Lena Wittekin and Franziska Pennekamp belong to the environmental youth movement Fridays for Future.

© Patricia Blettery / RFI

A climate strategy according to the wind

When we meet with the Datteln section of

Fridays for future

, a court ruling dated August 26 ruled that the plant had been built illegally, a blow to

Armin Laschet

, the Prime Minister of North Rhine-Westphalia. , one of the most ardent defenders of the project and candidate for chancellery for the CDU. In the same vein, last April a historic decision of the German Constitutional Court in Karlsruhe seized by complaints from families recognized that the current climate law infringed on the civil liberties of future generations. She demanded a strengthening of national climate legislation.

Three months before the elections, the government coalition therefore revised its copy. In June 2021, Parliament passed 

a new climate protection law that provides for climate neutrality by 2045

, five years earlier than initially envisioned. 

At the international level, the Chancellor strongly supported the negotiation of the Kyoto protocol, she believed in it for a long time, she really clung to it. So, we must recognize a desire to pull up international climate ambitions. At European level, especially last year, Angela Merkel facilitated a fairly important decision at European Council level on these famous new climate objectives.
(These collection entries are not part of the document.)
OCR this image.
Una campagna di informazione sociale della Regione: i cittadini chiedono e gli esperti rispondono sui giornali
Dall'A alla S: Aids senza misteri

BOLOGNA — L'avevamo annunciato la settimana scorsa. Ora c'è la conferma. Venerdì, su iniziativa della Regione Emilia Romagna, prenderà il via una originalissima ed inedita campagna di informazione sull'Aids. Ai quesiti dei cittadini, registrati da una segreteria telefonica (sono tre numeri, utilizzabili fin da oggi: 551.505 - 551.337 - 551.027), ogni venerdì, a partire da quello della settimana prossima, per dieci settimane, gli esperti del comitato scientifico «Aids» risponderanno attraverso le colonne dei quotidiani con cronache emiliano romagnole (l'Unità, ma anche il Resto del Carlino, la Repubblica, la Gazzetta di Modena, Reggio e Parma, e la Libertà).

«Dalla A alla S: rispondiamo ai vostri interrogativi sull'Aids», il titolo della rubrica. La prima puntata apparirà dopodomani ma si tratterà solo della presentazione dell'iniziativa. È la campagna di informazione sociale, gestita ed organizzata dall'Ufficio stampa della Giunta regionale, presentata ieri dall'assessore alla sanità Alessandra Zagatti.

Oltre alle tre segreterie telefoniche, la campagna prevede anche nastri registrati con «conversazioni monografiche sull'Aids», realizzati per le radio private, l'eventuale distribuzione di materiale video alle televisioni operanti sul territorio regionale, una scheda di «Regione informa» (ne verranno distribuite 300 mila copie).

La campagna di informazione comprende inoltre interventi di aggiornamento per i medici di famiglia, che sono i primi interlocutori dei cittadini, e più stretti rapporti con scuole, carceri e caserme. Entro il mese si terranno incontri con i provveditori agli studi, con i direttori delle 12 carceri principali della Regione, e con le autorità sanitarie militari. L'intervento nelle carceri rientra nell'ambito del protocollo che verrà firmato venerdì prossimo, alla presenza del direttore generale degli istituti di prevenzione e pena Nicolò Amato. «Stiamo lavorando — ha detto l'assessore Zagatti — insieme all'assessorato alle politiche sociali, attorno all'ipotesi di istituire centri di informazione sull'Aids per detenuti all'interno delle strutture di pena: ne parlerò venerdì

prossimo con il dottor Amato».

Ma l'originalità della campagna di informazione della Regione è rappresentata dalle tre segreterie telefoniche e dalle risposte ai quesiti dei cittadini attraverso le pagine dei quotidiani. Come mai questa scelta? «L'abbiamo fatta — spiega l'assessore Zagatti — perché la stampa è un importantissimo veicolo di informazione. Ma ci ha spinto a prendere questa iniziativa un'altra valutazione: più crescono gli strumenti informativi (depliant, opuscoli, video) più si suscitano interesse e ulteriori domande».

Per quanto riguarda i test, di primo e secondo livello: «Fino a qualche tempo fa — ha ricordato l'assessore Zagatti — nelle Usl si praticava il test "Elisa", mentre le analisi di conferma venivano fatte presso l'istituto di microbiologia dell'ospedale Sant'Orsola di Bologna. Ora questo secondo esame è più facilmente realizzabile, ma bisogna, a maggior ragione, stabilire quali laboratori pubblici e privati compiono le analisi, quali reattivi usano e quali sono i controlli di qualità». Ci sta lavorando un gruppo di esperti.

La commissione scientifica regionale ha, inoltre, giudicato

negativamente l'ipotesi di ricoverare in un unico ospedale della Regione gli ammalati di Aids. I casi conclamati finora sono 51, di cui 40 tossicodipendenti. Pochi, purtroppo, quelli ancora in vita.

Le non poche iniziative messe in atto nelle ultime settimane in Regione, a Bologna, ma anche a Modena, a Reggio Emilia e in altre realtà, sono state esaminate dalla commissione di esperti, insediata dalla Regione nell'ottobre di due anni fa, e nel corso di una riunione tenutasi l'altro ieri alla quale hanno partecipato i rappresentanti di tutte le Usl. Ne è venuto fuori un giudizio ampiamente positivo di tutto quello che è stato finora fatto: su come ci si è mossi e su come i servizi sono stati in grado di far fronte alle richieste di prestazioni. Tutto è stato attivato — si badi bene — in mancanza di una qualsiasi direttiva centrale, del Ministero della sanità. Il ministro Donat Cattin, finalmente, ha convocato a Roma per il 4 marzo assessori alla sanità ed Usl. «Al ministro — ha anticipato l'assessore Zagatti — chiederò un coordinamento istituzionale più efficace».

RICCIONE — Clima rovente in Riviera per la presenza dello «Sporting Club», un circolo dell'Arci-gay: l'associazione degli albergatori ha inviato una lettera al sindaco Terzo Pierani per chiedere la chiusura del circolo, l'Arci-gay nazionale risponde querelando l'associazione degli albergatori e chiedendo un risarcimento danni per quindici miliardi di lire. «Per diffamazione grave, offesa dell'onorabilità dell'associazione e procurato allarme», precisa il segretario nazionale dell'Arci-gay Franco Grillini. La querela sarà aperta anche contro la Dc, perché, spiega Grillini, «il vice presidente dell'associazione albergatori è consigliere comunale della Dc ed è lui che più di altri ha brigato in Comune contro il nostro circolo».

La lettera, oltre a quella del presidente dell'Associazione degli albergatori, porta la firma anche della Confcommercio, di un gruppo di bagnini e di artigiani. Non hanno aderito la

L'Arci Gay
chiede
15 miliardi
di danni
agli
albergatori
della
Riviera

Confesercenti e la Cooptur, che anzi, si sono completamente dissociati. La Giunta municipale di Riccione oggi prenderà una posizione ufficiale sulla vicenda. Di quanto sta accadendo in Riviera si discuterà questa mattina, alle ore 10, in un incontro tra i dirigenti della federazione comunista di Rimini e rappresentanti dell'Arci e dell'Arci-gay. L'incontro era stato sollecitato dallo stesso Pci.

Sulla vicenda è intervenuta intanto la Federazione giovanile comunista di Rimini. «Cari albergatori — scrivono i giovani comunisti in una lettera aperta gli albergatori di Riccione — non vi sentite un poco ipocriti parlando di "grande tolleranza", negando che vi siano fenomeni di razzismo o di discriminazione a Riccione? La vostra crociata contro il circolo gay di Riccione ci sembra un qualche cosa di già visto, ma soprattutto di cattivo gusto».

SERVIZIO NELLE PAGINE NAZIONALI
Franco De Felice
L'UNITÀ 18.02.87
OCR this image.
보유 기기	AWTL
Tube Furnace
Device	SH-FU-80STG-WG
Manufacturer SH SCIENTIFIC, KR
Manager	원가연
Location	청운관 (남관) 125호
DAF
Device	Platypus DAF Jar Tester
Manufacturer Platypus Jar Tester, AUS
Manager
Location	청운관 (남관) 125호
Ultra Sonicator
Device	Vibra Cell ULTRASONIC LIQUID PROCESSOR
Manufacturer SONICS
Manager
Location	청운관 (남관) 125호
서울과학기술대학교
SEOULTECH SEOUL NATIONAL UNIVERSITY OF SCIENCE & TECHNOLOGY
In December 2020, we went from minus 40% to at least 55% reduction in greenhouse gases by 2030. But recent years have been marked by a Germany which marked time, a Chancellor who restrained reins instead of having a leading role in terms of climate policy. Nationally, it is somewhat the same.Of course, Germany has embarked on a double energy transition with the exit from nuclear power decided 10 years ago and an exit from coal. Renewable energies account for more than 40% of the electricity mix, that's good, but we have to go further. And the decision to exit coal no later than 2038 is clearly outdated.